Why You Need Fuzz Testing

Posted on 2016-02-23

Unittesting is an important part of building reliable software, although by far not the only one. But many programmers misunderstand the purpose of unittests. Classic unittests have two purposes: They force you to develop a spec and enforce it, and they can protect you against regression when refactoring or otherwise changing your code. Contrary to what some believe, they do not ensure correctness of your code.

Static unittests have one major flaw: The programmer has to write them. Any function working on a list is usually tested using some small examples and an empty list to make sure nothing breaks. This usually means you have to write 3-5 test cases per function to cover basic functionality. Not only is this a lot of work, it is also error-prone, because some cases are easily forgotten, especially because the programmer writing the tests for his code has a set of preconceived notions about how his code might be used.

But when writing any meaningful software, you usually have to deal with all kinds of data from outside, and a lot of that data is to be mistrusted. There might be changes in APIs, software errors somewhere else, or even a malicious attacker trying to breach your system, and all that data could look anything but the way you expect it to. This is why unittests should be used to employ a contract that the tested code has to follow, and fuzz testing can help you do just that.

Haskell with its amazing type system has a very nice way to do this. Have a look at this test:

describe "the finder" $
  it "only returns proper superstrings of the search term" $
    forAll nonNull $ \x -> property $
      \y -> let rv = finder x y
            in rv `shouldBe` filter (isSubsequenceOf x) rv

This code is part of a fuzzy finder I am toying with, and it ensures that a basic fact about it is always true, the results should always be proper superstrings of the search term, and the search term in turn a proper substring of all results. I could write a bunch of test cases including input like "abcdef" or "123" and supply a list of possible results, then evaluate myself what the result should look like and just assert that the results are equal.

But that would not only result in a considerable increase in code, easily quadrupling the code above, it would also not cover all possibilities. Haskell's type system ensures that the finder only gets used with strings and lists of strings, but strings can have many forms. Because all of the input is coming from the user, there might be punctuation in there, spaces, maybe escaped, maybe Unicode symbols, who knows. That is why I instruct the test suite to just generate random strings and lists of strings to use (see the forAll nonNull) and verify the property independently. This runs a default of 100 different sets of input, many of which are complicated messes of whitespace, backslashes and other special characters. If any of these break the test, the suite tells me which one, so I can find out what is the problem with a set of input and whether the contract I employed is incorrect, or the function tested does not follow the contract.
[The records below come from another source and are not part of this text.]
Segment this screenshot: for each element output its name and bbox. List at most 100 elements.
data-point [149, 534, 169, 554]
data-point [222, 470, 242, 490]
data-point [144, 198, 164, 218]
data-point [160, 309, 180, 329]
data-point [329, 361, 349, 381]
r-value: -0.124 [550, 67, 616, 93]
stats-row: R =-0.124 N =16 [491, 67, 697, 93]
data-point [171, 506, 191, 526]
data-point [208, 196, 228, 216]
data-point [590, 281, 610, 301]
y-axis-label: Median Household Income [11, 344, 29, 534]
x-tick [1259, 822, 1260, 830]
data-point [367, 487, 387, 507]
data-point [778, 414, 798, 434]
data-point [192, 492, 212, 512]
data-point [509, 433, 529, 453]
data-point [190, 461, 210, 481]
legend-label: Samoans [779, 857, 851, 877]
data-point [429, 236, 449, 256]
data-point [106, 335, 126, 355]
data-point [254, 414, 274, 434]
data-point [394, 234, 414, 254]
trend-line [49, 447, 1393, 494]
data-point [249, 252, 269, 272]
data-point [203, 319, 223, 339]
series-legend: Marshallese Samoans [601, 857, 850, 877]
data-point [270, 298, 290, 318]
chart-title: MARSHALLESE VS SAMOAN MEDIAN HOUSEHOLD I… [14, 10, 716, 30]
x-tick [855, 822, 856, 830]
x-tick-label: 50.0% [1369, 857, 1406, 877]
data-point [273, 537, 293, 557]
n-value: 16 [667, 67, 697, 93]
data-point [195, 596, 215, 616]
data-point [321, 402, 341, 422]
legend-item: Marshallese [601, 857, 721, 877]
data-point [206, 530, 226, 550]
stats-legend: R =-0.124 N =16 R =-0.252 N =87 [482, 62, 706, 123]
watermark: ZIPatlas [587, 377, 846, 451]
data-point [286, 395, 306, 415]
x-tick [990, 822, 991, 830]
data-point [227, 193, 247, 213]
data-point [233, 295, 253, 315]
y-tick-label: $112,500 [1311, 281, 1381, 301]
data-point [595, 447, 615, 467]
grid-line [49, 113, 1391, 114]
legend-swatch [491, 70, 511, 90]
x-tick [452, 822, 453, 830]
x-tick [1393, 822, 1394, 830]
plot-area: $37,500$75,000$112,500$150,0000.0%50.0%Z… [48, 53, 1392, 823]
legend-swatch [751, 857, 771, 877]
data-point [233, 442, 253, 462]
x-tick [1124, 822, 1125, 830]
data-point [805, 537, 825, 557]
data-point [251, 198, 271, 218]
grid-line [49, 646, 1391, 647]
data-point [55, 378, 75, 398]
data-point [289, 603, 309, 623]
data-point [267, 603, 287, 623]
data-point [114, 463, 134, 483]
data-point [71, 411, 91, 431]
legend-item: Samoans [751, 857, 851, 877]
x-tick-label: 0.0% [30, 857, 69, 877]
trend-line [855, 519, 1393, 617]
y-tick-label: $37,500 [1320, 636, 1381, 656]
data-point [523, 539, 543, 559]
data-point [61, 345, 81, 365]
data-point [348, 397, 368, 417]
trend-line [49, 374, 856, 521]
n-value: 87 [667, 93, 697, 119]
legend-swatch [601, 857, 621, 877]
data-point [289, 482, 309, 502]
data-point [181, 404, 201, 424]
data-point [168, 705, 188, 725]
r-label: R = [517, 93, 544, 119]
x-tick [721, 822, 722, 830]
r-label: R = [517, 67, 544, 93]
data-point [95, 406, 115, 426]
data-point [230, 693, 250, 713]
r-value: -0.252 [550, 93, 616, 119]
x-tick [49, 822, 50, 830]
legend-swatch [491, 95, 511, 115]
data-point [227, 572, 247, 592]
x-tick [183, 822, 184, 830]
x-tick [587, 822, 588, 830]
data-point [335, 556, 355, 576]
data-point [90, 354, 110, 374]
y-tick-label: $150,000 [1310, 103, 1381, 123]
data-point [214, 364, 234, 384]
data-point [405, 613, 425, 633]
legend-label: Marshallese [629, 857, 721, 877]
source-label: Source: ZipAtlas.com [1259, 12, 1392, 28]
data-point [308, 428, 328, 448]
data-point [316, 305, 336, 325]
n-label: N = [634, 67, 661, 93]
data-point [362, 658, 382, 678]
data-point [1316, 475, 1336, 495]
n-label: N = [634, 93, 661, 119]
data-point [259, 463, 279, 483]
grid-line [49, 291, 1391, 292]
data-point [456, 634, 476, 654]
The current actual fuzzy finder uses six different property contracts that it needs to satisfy, each four to six lines in size. Testing all of these manually would lead to a gigantic test suite, and modifying the parameters of the input would be a huge hassle. With fuzz testing, I can just tweak the nonNull generator to use different rules to generate input, like limiting it to a certain character range or string length.

The bottom line here is, if your unittests are handwritten, you most likely cannot be sure your code is behaving in production. There is almost no way you can think of all the possible ways your code is going to be used, and even if you could, the amount of testing code would not be feasible.